En
este tiempo tan difícil que nos toca vivir, es inevitable que el dolor de la
pérdida golpee nuestra fe. Sobre todo cuando nos llega un texto como este del
Evangelio. Porque es muy fácil asumir que si hemos orado en comunidad, pidiendo
a Dios por la sanación de un ser querido, Jesús hará lo que le pedimos. Pero,
si no ocurre así, ¿es que Dios no nos escuchó? ¿Es que no somos dignos de ser
escuchados por Cristo?
Es
muy importante observar con detalle el relato de Mateo que la Iglesia nos entrega hoy (9, 1-8): aquellos hombres tenían
fe en que Jesús era el Hijo de Dios y que Él tenía el poder de sanar a su
amigo. Solo por la fe de esos hombres que intercedían ante Él, Nuestro Señor
realizó la sanación más importante, la más profunda. Le dijo primero al
paralítico “ten confianza”, para que desaparecieran la angustia y el temor. Le
dio sanidad emocional. Y luego añadió: “tus pecados te son perdonados”,
abriendo las puertas del Reino de los Cielos para aquel hombre.
Hace
poco, un amigo muy querido al que todos conocimos como “El Funket” sufrió
quebrantos de salud y, durante su atención hospitalaria, adquirió el COVID-19,
que lo afectó gravemente.
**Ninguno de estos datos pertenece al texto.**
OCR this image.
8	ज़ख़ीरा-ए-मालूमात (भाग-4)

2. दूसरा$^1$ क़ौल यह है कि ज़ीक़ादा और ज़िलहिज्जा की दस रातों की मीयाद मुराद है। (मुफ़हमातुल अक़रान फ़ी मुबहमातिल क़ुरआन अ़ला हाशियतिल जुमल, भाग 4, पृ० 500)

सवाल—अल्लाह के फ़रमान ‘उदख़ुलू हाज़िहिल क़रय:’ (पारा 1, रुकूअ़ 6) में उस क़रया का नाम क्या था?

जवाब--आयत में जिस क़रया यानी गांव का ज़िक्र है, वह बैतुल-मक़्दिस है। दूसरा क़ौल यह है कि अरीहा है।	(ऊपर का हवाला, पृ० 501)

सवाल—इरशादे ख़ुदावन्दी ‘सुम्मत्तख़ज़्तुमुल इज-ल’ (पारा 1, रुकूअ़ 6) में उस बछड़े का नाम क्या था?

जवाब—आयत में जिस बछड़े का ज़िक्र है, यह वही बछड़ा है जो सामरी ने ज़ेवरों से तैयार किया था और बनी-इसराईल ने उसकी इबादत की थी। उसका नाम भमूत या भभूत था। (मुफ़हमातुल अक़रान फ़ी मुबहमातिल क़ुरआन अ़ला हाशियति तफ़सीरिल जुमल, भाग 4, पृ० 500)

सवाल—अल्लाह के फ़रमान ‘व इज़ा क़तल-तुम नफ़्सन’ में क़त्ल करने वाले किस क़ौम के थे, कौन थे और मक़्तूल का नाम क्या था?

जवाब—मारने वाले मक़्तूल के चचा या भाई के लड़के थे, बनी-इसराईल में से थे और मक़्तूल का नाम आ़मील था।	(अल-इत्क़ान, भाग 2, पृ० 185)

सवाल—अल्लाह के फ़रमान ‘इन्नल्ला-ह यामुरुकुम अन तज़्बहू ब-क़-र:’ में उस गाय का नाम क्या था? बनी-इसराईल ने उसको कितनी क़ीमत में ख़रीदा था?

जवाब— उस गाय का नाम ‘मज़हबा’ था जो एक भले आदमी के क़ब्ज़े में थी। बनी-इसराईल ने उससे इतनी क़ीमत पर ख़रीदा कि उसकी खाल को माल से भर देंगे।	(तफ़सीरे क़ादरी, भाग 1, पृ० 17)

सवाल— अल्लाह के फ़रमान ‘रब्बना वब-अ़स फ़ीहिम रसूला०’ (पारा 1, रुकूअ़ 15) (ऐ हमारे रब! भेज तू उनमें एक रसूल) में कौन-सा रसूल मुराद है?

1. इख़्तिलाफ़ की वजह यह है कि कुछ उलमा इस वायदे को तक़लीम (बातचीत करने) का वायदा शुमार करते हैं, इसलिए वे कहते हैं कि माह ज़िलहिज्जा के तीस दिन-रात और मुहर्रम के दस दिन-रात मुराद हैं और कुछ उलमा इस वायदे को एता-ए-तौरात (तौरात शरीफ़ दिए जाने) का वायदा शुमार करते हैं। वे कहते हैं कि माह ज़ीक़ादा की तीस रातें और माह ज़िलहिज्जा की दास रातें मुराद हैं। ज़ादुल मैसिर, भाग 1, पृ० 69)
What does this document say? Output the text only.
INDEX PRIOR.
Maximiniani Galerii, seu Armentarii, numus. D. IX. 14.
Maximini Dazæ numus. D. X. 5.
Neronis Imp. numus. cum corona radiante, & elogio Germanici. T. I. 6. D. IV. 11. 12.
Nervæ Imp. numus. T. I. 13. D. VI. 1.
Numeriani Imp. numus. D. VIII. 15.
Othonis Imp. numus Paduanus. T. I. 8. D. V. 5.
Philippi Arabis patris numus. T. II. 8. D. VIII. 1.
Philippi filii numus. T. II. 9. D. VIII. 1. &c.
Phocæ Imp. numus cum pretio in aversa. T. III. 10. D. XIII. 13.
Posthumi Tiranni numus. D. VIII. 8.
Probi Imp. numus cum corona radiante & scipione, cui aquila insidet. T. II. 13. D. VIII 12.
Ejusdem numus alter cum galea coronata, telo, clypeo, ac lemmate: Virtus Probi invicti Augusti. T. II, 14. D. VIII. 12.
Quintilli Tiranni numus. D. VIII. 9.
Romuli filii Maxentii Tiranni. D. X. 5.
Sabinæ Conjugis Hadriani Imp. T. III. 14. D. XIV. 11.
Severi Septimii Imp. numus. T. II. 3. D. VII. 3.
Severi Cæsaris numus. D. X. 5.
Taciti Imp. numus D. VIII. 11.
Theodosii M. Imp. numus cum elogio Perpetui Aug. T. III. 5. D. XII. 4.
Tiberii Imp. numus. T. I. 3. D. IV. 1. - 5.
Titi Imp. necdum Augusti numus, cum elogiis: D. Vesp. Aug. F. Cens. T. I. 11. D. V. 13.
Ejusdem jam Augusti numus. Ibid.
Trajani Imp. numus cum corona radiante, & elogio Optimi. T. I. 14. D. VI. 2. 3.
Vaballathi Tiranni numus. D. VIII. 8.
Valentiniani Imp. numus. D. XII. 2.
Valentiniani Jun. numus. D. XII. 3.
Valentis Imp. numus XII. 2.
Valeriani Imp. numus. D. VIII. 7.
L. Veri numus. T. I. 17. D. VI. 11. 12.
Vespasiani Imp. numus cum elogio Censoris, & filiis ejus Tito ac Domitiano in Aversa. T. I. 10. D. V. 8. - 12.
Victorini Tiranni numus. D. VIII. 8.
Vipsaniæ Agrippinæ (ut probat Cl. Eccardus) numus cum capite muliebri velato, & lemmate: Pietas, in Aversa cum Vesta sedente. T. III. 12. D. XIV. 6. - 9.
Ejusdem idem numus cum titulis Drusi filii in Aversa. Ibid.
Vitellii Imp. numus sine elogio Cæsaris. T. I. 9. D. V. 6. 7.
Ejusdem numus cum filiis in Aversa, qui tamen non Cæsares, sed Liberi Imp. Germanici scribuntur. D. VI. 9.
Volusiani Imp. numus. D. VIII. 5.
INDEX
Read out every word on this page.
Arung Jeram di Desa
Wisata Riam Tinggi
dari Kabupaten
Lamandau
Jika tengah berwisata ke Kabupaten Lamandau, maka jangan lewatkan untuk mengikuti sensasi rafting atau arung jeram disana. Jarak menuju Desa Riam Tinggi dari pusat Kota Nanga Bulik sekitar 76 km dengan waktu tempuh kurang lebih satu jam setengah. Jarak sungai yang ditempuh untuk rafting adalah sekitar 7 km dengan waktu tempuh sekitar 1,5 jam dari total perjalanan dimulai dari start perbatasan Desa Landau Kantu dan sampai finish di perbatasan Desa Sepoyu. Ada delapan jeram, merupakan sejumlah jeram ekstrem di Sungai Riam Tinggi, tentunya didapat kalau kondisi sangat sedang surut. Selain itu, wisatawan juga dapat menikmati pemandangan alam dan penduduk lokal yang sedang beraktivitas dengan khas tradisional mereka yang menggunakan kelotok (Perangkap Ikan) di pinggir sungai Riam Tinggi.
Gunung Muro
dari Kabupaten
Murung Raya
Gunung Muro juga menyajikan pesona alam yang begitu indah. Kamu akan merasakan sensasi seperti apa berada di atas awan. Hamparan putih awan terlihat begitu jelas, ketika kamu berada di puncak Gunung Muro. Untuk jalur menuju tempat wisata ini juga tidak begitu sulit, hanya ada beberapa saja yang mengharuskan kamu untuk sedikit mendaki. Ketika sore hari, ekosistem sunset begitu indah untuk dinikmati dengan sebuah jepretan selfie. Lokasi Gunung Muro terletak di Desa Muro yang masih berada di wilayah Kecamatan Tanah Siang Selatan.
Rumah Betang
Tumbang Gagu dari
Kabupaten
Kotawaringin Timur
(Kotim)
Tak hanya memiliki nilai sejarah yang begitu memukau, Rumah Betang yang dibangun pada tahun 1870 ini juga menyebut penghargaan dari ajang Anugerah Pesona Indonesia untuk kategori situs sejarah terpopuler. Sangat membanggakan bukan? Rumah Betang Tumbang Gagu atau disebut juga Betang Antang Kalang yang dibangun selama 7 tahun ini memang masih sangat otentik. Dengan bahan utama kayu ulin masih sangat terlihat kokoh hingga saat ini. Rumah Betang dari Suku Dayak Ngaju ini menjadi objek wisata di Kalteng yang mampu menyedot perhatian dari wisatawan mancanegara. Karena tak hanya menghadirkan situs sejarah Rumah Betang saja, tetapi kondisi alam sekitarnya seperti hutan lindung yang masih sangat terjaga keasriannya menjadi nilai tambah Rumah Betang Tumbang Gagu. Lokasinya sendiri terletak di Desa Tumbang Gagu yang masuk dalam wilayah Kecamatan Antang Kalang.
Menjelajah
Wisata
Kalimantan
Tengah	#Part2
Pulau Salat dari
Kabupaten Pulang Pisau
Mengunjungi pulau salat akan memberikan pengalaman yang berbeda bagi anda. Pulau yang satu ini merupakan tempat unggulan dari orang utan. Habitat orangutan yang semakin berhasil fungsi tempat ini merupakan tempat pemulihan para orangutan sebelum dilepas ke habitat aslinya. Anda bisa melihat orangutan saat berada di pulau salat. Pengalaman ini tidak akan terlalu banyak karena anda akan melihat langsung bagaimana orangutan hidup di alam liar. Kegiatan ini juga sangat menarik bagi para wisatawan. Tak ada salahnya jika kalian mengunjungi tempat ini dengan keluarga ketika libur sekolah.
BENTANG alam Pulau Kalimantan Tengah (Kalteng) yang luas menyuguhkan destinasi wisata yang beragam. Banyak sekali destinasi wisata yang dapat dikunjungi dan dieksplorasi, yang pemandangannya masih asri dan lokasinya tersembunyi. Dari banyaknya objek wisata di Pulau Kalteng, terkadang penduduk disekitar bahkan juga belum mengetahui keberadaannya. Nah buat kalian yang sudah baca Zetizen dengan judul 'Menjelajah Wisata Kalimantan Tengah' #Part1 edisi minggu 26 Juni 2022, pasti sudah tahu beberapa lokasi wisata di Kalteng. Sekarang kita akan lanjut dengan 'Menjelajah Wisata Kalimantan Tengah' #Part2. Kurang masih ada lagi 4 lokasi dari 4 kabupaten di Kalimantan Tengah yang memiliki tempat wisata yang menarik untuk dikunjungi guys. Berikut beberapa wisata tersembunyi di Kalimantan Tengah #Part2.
Sus amigos y compañeros de colegio entramos en
oración por Él, siempre teniendo como premisa que la Voluntad de Dios es misericordiosa
con aquellos que le aman. Y él, mi amigo, vivió precisamente como una lámpara
encendida, iluminando siempre a quienes le rodeaban. Funket logró salir airoso
de su primera afección y empezaba a recuperarse del COVID-19, pero luego de una
intervención, su corazón no resistió más.
Nos
ha dolido mucho su muerte, pero primero, fuimos testigos de que nuestra oración
fue escuchada y él empezó a liberarse de las enfermedades que lo afectaban. Y
aunque en el proceso falleció, los que le conocimos y su familia dimos testimonio
con nuestra oración de que él ha sido un gran padre, gran esposo, gran amigo y
gran profesional. Por eso, tenemos la certeza de que su alma voló hacia los
brazos de Cristo. Finalmente, su partida nos permitió vivir el gozo de saber
cuánta gente lo quería y lo admiraba por su calidad humana.
Los
que creemos en las promesas de Cristo, sabemos que la Voluntad de Dios es
siempre mejor que la nuestra. La vida sigue su curso natural, la enfermedad y
la muerte son parte de nuestra existencia en este mundo y nadie puede
sustraerse a ellas. Por eso, pidamos a Dios que nos dé un corazón grande para
amar a las personas que Él pone en nuestro camino, para que, cuando sea el
momento, tengamos amigos fieles que den testimonio por nosotros ante el dueño
de la Vida. Él se conmoverá, igual que lo hizo ante los amigos del paralítico,
con la oración fervorosa de quienes nos aman y, cuando sea su Voluntad, nos
llevará con Él a la Vida Eterna.
Amén.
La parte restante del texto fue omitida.